Friday, May 27, 2005

Private news media on the defensive

Two good commentary pieces in the mainstream press today - outlining the pressures the government is placing on both private and public news media, both of which are on the defensive.

First item of the day is by E. J. Dionne. Writing in the Washington Post, Dionne points to Newsweek's recent travails over the Guantanamo/Koran incident, which I talked about on Tuesday. He worries that "too many people in traditional journalism are becoming dangerously defensive in the face of a brilliantly conceived conservative attack on the independent media." An interesting point he makes is that conservatives have taken on the mantle of "postmodernism":
    Conservative academics have long attacked "postmodernist" philosophies for questioning whether "truth" exists at all and claiming that what we take as "truths" are merely "narratives" woven around some ideological predisposition. Today's conservative activists have become the new postmodernists. They shift attention away from the truth or falsity of specific facts and allegations -- and move the discussion to the motives of the journalists and media organizations putting them forward. Just a modest number of failures can be used to discredit an entire enterprise.
    Of course journalists make mistakes, sometimes stupid ones. Dan Rather should not have used those wacky documents in reporting on President Bush's Air National Guard service. Newsweek has been admirably self-critical about what it sees as its own mistakes on the Guantanamo story. Anonymous sources are overused. Why quote a nameless conservative saying a particular columnist is "an idiot liberal" when many loyal right-wingers could be found to say the same thing even more colorfully on the record?

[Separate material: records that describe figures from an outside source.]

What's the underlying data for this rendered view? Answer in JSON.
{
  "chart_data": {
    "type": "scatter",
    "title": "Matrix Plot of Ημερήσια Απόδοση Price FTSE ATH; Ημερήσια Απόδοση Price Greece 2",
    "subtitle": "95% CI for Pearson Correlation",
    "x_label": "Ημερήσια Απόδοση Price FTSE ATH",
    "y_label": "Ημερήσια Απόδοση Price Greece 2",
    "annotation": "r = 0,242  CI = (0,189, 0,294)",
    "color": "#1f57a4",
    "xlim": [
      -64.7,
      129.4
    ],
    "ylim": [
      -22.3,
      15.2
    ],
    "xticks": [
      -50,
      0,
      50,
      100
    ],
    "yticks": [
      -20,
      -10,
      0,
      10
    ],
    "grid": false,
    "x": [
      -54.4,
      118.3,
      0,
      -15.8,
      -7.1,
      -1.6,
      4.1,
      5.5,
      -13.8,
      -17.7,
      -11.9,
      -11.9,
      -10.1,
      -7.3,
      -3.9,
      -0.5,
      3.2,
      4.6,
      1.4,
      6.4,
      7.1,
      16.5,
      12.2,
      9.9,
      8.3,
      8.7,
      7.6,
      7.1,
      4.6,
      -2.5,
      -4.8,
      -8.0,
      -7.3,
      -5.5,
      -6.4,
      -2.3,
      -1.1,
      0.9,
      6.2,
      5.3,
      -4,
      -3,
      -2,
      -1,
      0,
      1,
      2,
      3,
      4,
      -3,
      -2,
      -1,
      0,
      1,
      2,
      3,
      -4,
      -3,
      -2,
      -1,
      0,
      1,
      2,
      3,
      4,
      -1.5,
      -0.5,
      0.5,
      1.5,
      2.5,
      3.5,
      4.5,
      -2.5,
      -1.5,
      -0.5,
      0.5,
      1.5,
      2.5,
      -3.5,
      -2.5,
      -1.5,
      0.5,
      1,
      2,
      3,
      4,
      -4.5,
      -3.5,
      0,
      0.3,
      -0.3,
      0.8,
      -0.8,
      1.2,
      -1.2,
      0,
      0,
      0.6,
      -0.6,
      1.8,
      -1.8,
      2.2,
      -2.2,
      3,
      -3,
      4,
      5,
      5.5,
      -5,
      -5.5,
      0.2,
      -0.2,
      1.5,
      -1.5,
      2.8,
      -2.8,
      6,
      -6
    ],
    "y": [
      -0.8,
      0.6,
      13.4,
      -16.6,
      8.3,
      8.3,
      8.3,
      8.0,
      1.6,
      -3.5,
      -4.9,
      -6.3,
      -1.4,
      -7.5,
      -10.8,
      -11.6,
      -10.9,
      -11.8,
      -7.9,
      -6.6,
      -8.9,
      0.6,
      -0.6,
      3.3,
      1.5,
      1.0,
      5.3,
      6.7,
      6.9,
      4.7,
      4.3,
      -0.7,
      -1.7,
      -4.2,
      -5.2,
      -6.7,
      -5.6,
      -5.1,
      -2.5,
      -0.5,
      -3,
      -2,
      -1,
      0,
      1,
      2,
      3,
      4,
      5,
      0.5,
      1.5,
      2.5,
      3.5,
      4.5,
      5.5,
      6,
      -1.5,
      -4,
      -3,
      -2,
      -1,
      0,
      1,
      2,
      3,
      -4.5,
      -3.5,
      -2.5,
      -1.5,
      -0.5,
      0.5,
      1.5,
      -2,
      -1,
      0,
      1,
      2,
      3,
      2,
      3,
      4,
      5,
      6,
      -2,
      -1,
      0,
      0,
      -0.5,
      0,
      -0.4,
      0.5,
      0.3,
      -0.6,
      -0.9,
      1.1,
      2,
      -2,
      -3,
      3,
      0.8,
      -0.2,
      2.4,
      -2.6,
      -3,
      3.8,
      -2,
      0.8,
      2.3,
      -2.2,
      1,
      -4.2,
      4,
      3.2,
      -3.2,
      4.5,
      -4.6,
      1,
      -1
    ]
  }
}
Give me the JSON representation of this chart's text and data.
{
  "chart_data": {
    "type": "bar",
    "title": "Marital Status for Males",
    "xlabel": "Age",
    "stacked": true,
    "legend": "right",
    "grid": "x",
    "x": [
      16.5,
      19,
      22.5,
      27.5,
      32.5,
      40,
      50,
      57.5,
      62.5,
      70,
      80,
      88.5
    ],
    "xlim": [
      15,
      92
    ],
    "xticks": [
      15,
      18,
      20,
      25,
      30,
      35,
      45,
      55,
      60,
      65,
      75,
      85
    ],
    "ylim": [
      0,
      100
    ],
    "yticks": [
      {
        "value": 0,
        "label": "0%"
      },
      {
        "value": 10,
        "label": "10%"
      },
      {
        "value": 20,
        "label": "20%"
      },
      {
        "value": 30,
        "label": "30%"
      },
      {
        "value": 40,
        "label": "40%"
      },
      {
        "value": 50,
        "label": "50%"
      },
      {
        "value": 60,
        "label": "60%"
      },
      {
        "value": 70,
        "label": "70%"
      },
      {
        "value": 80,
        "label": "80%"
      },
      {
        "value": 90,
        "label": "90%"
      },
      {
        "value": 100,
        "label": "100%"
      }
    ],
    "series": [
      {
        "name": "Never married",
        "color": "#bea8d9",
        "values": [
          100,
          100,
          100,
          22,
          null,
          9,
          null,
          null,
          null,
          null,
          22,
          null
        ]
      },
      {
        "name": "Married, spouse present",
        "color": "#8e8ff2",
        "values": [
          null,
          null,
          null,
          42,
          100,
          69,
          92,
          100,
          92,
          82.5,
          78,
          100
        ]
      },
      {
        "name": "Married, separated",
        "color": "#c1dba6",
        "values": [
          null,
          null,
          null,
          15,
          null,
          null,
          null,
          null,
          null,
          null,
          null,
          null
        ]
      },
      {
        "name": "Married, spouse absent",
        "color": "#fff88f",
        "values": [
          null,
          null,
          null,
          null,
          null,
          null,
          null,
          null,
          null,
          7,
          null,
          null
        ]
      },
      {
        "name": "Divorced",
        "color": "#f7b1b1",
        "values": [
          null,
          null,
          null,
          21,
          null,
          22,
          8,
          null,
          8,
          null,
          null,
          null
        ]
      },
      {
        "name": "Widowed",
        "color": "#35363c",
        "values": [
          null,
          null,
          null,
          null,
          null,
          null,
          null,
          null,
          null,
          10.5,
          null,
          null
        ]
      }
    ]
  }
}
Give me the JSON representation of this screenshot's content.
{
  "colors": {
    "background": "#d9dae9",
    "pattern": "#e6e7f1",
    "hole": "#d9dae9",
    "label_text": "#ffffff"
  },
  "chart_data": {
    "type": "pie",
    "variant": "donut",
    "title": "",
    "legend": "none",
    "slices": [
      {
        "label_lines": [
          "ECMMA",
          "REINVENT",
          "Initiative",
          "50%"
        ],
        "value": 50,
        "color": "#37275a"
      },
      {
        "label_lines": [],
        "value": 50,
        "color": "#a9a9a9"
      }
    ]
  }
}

If the current controversies lead to better journalism, three cheers.

    But this particular anti-press campaign is not about Journalism 101. It is about Power 101. It is a sophisticated effort to demolish the idea of a press independent of political parties by way of discouraging scrutiny of conservative politicians in power. By using bad documents, Dan Rather helped Bush, not John Kerry, because Rather gave Bush's skilled lieutenants the chance to use the CBS mistake to close off an entire line of inquiry about the president. In the case of Guantanamo, the administration, for a while, cast its actions as less important than Newsweek's.